The fold refers to the top section of a website – the part you see when the page first loads, before any scrolling takes place. It’s taken from the way large newspapers used to be folded on shelves or on the newsstand; the top half of the page would face front, showing the logo, the title, the main headlines and stories. Anything below the fold would be face down and hidden, so publishers and designers would have to ensure the good stuff was the above the fold in order to attract the attention of passers-by and potential buyers.
During the web’s infancy and its attempt to find its feet as a design medium in itself, a lot of cues would be taken from the print industry and designers would attempt to construct a website using the principles of paper-based graphic design. Generally, a lot of these conventions make perfect sense when transferred across the web; logo at the top/top-left, text copy displayed in columns, small-print in the footer, etc. With each new generation of common computer monitor size and resolution there was an unspoken, agreed fold height that designers would work above. However, how do we guess the fold within the modern dichotomy of both mobile and large-screen web?
The shift towards mobile browsing
The number of people browsing on tablets, smartphones and other non-desktop devices is rising steadily; we can no longer put all of our design eggs into a single browser-size basket. Content that sits nicely above the fold on a large monitor at home will be cut off on a laptop screen, and will take a few swipes to scroll to on a smartphone. Trying to estimate and design within the fold becomes futile. Instead, now that we’re constructing our websites with a responsive design to control the layout at differing screen widths, we should be less sensitive to a fixed cut-off point, and simply be mindful of the optimum opening content in different environments and adjust accordingly.
The trick isn’t to shove all of the important stuff above the fold, but to ensure that the right stuff is shown first, to encourage site exploration.

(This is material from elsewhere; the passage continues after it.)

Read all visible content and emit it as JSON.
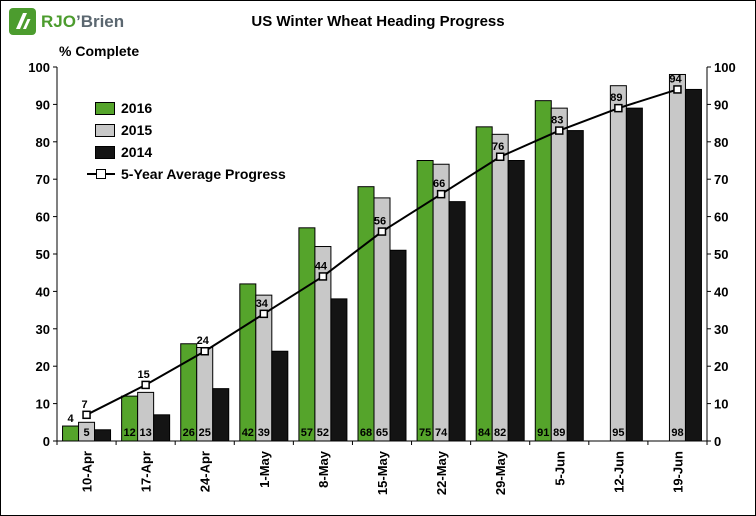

Mission statements, product summaries or preview images will spark a user’s interest, hopefully decreasing bounce rates. A call-to-action or a contact form could function just as successfully in the footer if a natural journey down is cultivated. We need to get under the skin of our users, determine who they are, what they’re expecting to see and how to give them the best possible journey navigating a site. Users will respond better to gentle guidance than to shouting.